Monday, August 25, 2014

"College dudes worried that movement to take rape seriously is ruining their sex lives"


From Salon's Katie McDonough:
... Time’s Maia Szalavitz noted ...college students “aren’t hooking up more than they ever were, or even more than their parents did.”
So with this in mind, I didn’t put much stock in a Bloomberg News headline declaring that hookup culture was waning “amid assault alarm.” According to the piece, heightened awareness about sexual assault on college campuses and a greater move toward justice for survivors has made some college men’s boners shrink in terror. We are, it seems, meant to feel alarmed at these shrinking boners....
This is what happens when we when we publish stupid piece after stupid piece blaming women’s behavior for sexual assault, when we don’t encourage young people to communicate openly and regularly during romantic and sexual encounters, when we don’t teach affirmative consent or really any kind of sex education.
The Bloomberg piece is mostly framed to support the idea that women cry rape and that asking men to assume any responsibility to prevent sexual assault is asking too much. I don’t doubt that young men with little sexual experience feel anxiety about negotiating new relationships and sexual encounters, but claiming that the push for more education, a focus on consent and stronger systems of accountability to hold perpetrators accountable somehow means that men can’t call women on the phone to ask them on a date is absurd.

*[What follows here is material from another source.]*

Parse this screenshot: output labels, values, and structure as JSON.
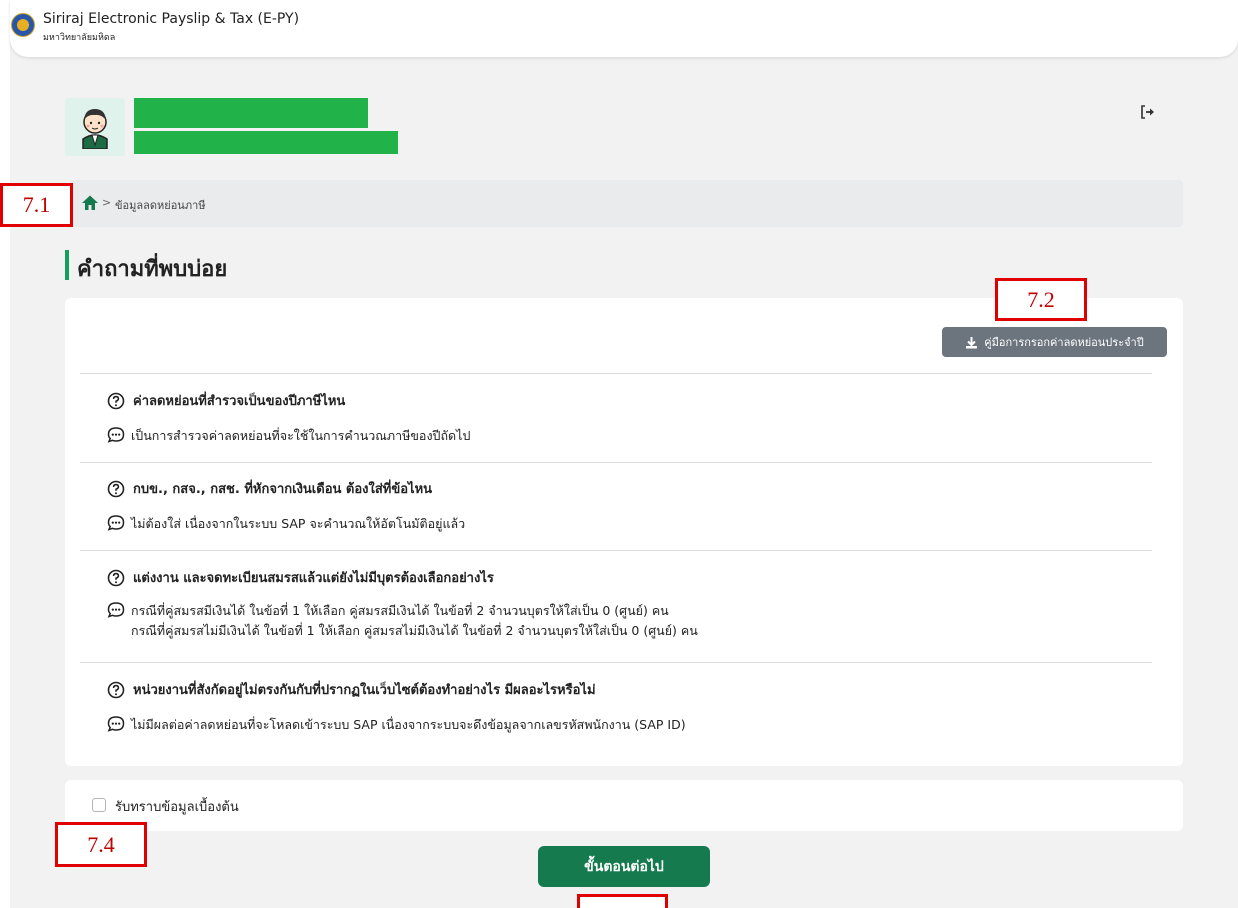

But not all college guys see themselves as the victims of a newly galvanized movement to prevent sexual assault. An incoming freshman from North Carolina named Clark Coey told Bloomberg that he is aware of the schools that are under investigation for Title IX violations, and is “concerned how [consent] will be defined when other students, including women, may be using drugs and alcohol that affect their decision-making.” Coey is the only person interviewed in the piece who makes clear that more education is needed to address consent and healthy relationships in the brave new world of university life. “I haven’t learned anything about consent since I was a freshman in a health class,” he said. “They have to give you a better understanding of what’s right and what’s wrong.”
More people should listen to Clark Coey. He is correct.